Photographic evidence will corroborate our transfiguration: once in zip-ties, our mass took on the likeness of a tranquilized herd. Surrendering our individual volition, becoming domesticated, we could only be moved by our arresting officers into a series of long lines for processing, classification, (branding). The sheriff's buses, with their thin spaces for light and air between sheet metal panels, resemble a livestock trailer. Over the course of the day, police condensed, from point to line to plane – a symptom of their Euclidean apprehension. Their bodies replicate the structures of the walls, a radius of the city blacks out, falls away from the map into ambiguity. Living beings become inert bodies, a zone of containment; this is the other meaning of the camp, disjunctions of space evacuate time. This block in Oakland no longer exists as faces fade away and we become number.

 

 

IX.

 

To combat speculation of our endlessly deferred departure from the walls of jail, some chatter, while others mimic sleep. The body plugs up, unable to shit, piss, breathe.  In this environment, it is not that we are constantly surveilled, but that we are consistently forgotten.  Fears of being lost within the labyrinthine halls of the jail. Our bodies perpetually herded from holding cell to holding cell. The possibility of erasure from the outside, our existence as “free citizen” suspended. Methods of individuation effect experiential differentiation – complex immigration issues, vital medical requirements, the scissions of gender and color lines. While the site of jail generates equivalence between bodies (identification/PFN/sex/race/weight/age), the procedure of individuation always resounds quite intimately. Laughter darkens, as brows furrow and silent enunciations of retribution are for now withdrawn. For now, the Commune is voiceless.

 

X.

Because this writing is offered as an attunement –as an investigation of the shape our volition took—we suspect a simple critique of affirmation or condemnation bars the broader phenomenological utility of the event (despite the potential value in those critiques). We experience such phenomena unfolding as a tessellation of moments, a multitude of bodies striving to militate the current decrepit order as a unitary force, despite the singular entanglement of our forms of mutual exploitation and domination. It is at that degree and against that limit that our collaboration cannot be sublimated to what we apparently share. To correspond with one another (not as a self-identified Subject) ignorant of social inheritances would be haphazard. Yet, we are the only means of struggle. The Commune’s future will be decided by the extent to which our common can contain those disparities while negating the ossified anthropologies on which they rest. The Commune would be such a sanctuary, a force, defined by its capacity to pursue the rifts, while at the same time not letting our comrades fall through.

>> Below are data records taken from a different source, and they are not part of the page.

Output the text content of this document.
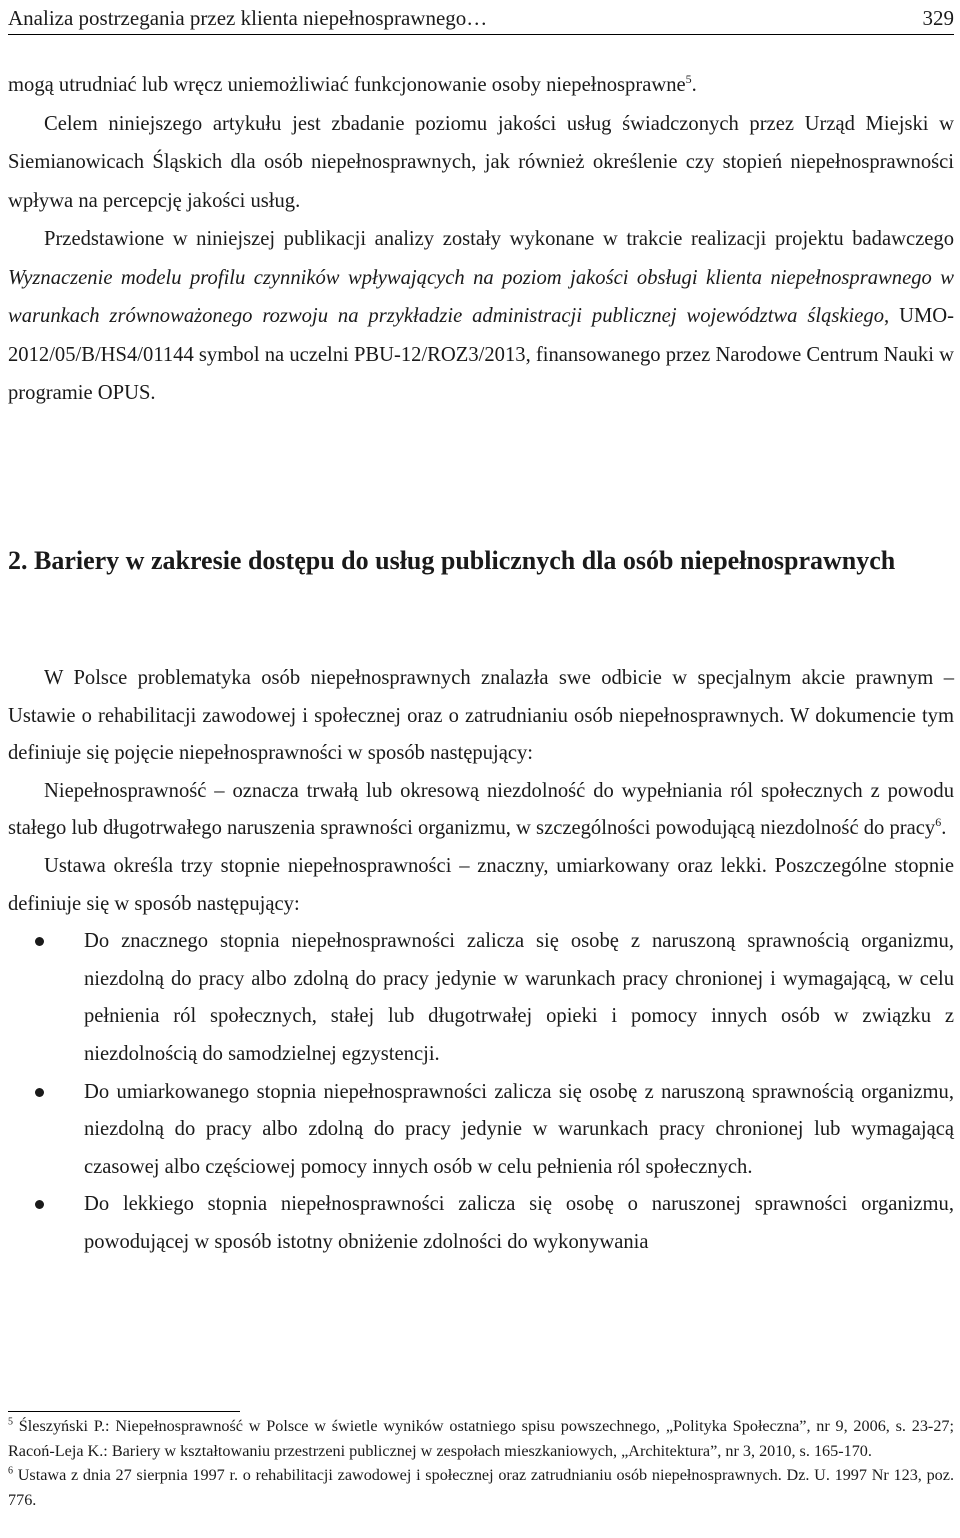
Analiza postrzegania przez klienta niepełnosprawnego…	329

mogą utrudniać lub wręcz uniemożliwiać funkcjonowanie osoby niepełnosprawne$^5$.

Celem niniejszego artykułu jest zbadanie poziomu jakości usług świadczonych przez Urząd Miejski w Siemianowicach Śląskich dla osób niepełnosprawnych, jak również określenie czy stopień niepełnosprawności wpływa na percepcję jakości usług.

Przedstawione w niniejszej publikacji analizy zostały wykonane w trakcie realizacji projektu badawczego Wyznaczenie modelu profilu czynników wpływających na poziom jakości obsługi klienta niepełnosprawnego w warunkach zrównoważonego rozwoju na przykładzie administracji publicznej województwa śląskiego, UMO-2012/05/B/HS4/01144 symbol na uczelni PBU-12/ROZ3/2013, finansowanego przez Narodowe Centrum Nauki w programie OPUS.

2. Bariery w zakresie dostępu do usług publicznych dla osób niepełnosprawnych

W Polsce problematyka osób niepełnosprawnych znalazła swe odbicie w specjalnym akcie prawnym – Ustawie o rehabilitacji zawodowej i społecznej oraz o zatrudnianiu osób niepełnosprawnych. W dokumencie tym definiuje się pojęcie niepełnosprawności w sposób następujący:

Niepełnosprawność – oznacza trwałą lub okresową niezdolność do wypełniania ról społecznych z powodu stałego lub długotrwałego naruszenia sprawności organizmu, w szczególności powodującą niezdolność do pracy$^6$.

Ustawa określa trzy stopnie niepełnosprawności – znaczny, umiarkowany oraz lekki. Poszczególne stopnie definiuje się w sposób następujący:

Do znacznego stopnia niepełnosprawności zalicza się osobę z naruszoną sprawnością organizmu, niezdolną do pracy albo zdolną do pracy jedynie w warunkach pracy chronionej i wymagającą, w celu pełnienia ról społecznych, stałej lub długotrwałej opieki i pomocy innych osób w związku z niezdolnością do samodzielnej egzystencji.
Do umiarkowanego stopnia niepełnosprawności zalicza się osobę z naruszoną sprawnością organizmu, niezdolną do pracy albo zdolną do pracy jedynie w warunkach pracy chronionej lub wymagającą czasowej albo częściowej pomocy innych osób w celu pełnienia ról społecznych.
Do lekkiego stopnia niepełnosprawności zalicza się osobę o naruszonej sprawności organizmu, powodującej w sposób istotny obniżenie zdolności do wykonywania

$^5$ Śleszyński P.: Niepełnosprawność w Polsce w świetle wyników ostatniego spisu powszechnego, „Polityka Społeczna”, nr 9, 2006, s. 23-27; Racoń-Leja K.: Bariery w kształtowaniu przestrzeni publicznej w zespołach mieszkaniowych, „Architektura”, nr 3, 2010, s. 165-170.

$^6$ Ustawa z dnia 27 sierpnia 1997 r. o rehabilitacji zawodowej i społecznej oraz zatrudnianiu osób niepełnosprawnych. Dz. U. 1997 Nr 123, poz. 776.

The City says there is a conspiracy.  There is a conspiracy.  It is not reducible to a few hundred or a thousand.  This conspiracy circulates through unwritten pacts, words exchanged on street corners – the fact that we unveil the epochal principles of our situation. 

 

 

From Oakland,

 

Kataleipo (The Remaindered)

 



* * These impressions of Occupy Oakland's move-in day, 1/28/2012, do not strive toward a systemic analysis, or a recapitulation of the event in memory, but should remain, for our purposes, a series of etudes.